Diesmal war sie es, die Geburtstag hatte und da dachte ich mir, es würde sie bestimmt freuen und überraschen, wenn sie mal diejenige wäre, welche einen Kuchen gebacken kriegt.

Also ran an’s Werk: Diesmal allerdings ohne Backen! Bei der Hitze wollte ich nun wirklich nicht auch noch den Ofen anschmeißen… Einfache Lösung: eine Kühlschranktorte!

Ich hatte so etwas noch nie gemacht, aber ich wusste ja dass es angeblich funktionieren soll und somit startete ich das Projekt „Aprikosen-Sekt-Geburtstagstorte“ :)





die Zutaten:

Boden:
-          250g Knuspermüsli
-          200g weiße Kuvertüre

Füllung:
-          1 große Dose Aprikosenhälften (Abtropfgewicht 475g)
-          1 Pck. Vanille-Puddingpulver
-          200ml Sekt
-          50g Zucker

Belag:
-          400g Schlagsahne
-          1 Pck. Vanillin-Zucker
-          2 Pck. Sahnesteif
-          100g Creme Fraiche


Zubereitung:
Genau in der Reihenfolge wie die Zutaten oben aufgelistet sind, habe ich sie auch verwendet. Also angefangen mit dem Boden:

  Das Müsli in einen Gefrierbeutel geben (oder in eine andere beliebige Tüte geben, die man verschließen kann) und dann mit der Teigrolle darüber rollen, so dass die Stücke ein bisschen kleiner werden.

– Jetzt die Kuvertüre grob zerkleinern und in einem Topf, der in einem Wasserbad steht, schmelzen lassen. (Dieses Mal hatte ich sogar die Geduld dafür. Oft nehme ich einfach ein kleines Schälchen mit der Kuvertüre drin und ab damit in die Mikrowelle bei 360°. Nach einer Minute dann nachschauen und je nach Augenmaß weiter einstellen. Klappt bei mir eigentlich auch immer perfekt :D)

Das Ganze (Müsli und Kuvertüre) jetzt verrühren, in die (mit Backpapier ausgelegte) Springform geben und ein wenig am Boden andrücken. Danach ab damit in den Kühlschrank für ungefähr eine Stunde.

Die Füllung:

-       Von den ganzen Aprikosenhälften in der Dose ungefähr fünf oder sechs rausnehmen und zur Seite stellen. Die sind für die Dekoration später gedacht.
Von den restlichen Hälften 50% pürieren und die anderen 50% in kleine Stücke schneiden.
Zu den pürierten Aprikosen den Sekt geben.
Das Puddingpulver mit dem Zucker mischen und mit ein paar Löffeln des Sekt-Pürees glatt rühren. Das restliche Püree aufkochen lassen, dann die Puddingpulver-Püree-Mischung unterrühren und wieder kurz zum Kochen bringen. Jetzt nur noch die Aprikosenstückchen rein und dann den Pudding erkalten lassen. 

Der Belag:

-        Dafür einfach die Sahne zusammen mit Sahnesteif und Vanillinzucker steif schlagen. Danach noch schnell die Creme Fraiche damit verrühren.

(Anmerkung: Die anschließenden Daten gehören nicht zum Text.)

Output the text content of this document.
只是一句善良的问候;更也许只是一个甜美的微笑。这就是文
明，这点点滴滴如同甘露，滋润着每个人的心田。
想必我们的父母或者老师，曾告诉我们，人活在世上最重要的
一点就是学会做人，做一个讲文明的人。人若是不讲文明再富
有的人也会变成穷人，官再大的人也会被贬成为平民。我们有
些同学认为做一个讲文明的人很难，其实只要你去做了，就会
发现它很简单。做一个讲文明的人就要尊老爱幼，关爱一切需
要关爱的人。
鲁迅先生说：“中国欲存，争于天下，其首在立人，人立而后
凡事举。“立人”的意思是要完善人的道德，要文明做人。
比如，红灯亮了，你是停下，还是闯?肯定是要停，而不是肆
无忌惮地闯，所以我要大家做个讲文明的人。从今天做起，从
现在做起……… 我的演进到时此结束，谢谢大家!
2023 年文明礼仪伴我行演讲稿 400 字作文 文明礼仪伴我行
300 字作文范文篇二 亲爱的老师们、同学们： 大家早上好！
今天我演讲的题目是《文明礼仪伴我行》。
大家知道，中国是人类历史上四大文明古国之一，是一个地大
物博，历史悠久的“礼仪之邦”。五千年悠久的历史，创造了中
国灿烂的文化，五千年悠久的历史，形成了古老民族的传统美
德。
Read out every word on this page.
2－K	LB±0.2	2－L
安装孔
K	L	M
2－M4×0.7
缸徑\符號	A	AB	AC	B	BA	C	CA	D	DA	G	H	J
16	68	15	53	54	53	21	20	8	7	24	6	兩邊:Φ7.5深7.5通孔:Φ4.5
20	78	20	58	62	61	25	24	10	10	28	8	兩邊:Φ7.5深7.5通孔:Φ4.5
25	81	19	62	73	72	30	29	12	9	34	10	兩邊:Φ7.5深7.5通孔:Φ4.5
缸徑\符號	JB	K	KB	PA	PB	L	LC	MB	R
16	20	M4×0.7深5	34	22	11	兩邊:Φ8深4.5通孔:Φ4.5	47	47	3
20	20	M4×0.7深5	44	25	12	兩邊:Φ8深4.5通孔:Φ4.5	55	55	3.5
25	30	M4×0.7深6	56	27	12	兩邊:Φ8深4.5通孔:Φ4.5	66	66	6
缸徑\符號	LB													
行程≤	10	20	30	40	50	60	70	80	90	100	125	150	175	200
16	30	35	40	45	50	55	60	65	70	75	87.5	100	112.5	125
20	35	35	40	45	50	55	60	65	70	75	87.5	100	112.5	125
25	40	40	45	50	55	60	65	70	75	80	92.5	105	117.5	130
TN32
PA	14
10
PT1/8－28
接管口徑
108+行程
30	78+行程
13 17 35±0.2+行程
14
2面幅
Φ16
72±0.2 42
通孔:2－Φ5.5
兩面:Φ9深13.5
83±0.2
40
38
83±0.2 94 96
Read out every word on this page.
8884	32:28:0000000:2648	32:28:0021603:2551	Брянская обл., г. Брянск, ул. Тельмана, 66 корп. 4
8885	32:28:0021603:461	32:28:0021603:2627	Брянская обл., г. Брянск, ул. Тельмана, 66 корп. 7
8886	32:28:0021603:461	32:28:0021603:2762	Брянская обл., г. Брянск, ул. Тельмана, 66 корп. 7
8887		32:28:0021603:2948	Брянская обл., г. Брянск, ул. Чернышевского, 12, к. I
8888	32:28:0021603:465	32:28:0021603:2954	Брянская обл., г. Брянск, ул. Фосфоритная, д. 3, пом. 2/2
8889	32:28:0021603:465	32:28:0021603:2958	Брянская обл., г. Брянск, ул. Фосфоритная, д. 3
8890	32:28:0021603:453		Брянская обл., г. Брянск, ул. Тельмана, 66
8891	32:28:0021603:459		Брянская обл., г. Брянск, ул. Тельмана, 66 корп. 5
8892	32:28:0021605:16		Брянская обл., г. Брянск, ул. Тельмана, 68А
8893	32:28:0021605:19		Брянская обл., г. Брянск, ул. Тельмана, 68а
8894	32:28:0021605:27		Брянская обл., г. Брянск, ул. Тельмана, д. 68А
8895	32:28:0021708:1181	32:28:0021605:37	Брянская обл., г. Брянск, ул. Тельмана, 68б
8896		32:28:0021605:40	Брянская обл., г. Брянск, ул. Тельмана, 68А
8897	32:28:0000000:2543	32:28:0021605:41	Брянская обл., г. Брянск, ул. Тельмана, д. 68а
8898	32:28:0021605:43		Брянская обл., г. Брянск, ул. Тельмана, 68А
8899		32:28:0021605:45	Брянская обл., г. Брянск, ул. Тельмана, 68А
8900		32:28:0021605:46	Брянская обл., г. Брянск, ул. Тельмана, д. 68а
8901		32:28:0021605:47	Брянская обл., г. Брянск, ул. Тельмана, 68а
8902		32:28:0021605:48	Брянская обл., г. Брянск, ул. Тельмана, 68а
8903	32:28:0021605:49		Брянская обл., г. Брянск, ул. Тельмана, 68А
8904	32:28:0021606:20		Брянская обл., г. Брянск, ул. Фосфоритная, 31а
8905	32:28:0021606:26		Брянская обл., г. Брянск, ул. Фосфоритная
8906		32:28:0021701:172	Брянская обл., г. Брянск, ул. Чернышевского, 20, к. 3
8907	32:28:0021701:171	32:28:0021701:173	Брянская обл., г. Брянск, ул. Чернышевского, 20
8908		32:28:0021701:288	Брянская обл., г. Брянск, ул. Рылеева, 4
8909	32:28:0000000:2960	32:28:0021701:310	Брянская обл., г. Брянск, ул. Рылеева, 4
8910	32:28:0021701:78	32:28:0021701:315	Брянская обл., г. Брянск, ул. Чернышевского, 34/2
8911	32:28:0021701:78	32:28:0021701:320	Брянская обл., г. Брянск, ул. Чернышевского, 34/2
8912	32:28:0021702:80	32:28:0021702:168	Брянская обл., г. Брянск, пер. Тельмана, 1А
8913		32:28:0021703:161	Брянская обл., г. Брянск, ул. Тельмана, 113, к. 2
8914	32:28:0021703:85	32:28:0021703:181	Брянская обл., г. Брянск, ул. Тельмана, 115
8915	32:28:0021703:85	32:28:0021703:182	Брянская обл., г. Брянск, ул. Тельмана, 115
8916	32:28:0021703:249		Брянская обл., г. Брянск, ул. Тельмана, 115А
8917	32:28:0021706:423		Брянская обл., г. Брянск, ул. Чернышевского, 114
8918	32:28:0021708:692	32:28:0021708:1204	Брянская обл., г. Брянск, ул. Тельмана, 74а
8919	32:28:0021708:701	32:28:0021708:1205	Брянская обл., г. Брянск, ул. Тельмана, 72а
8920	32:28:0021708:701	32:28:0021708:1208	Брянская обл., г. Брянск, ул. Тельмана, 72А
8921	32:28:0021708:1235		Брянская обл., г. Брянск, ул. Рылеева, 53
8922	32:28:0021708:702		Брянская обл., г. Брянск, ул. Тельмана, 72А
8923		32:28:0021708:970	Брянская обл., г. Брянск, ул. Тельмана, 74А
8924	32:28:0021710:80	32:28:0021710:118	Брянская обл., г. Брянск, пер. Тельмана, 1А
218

Am Besten man macht jetzt erstmal ein bisschen sauber, damit man die Zeit, die der Boden und der Pudding noch erkalten muss ein bisschen ausnutzt und dann kann man sich an die Vollendung des Kunstwerkes wagen:
Den Pudding (am besten aber nochmal umgerührt) auf den Boden verteilen und auf den Pudding die Creme-Fraiche-Sahne verteilen. Ganz wie man will die zur Seite gestellten Aprikosenhälften für die Dekoration einfach ganz darauf verteilen oder auch nochmal einschneiden. Jetzt muss sie nur noch einmal eine Stunde im Kühlschrank bleiben.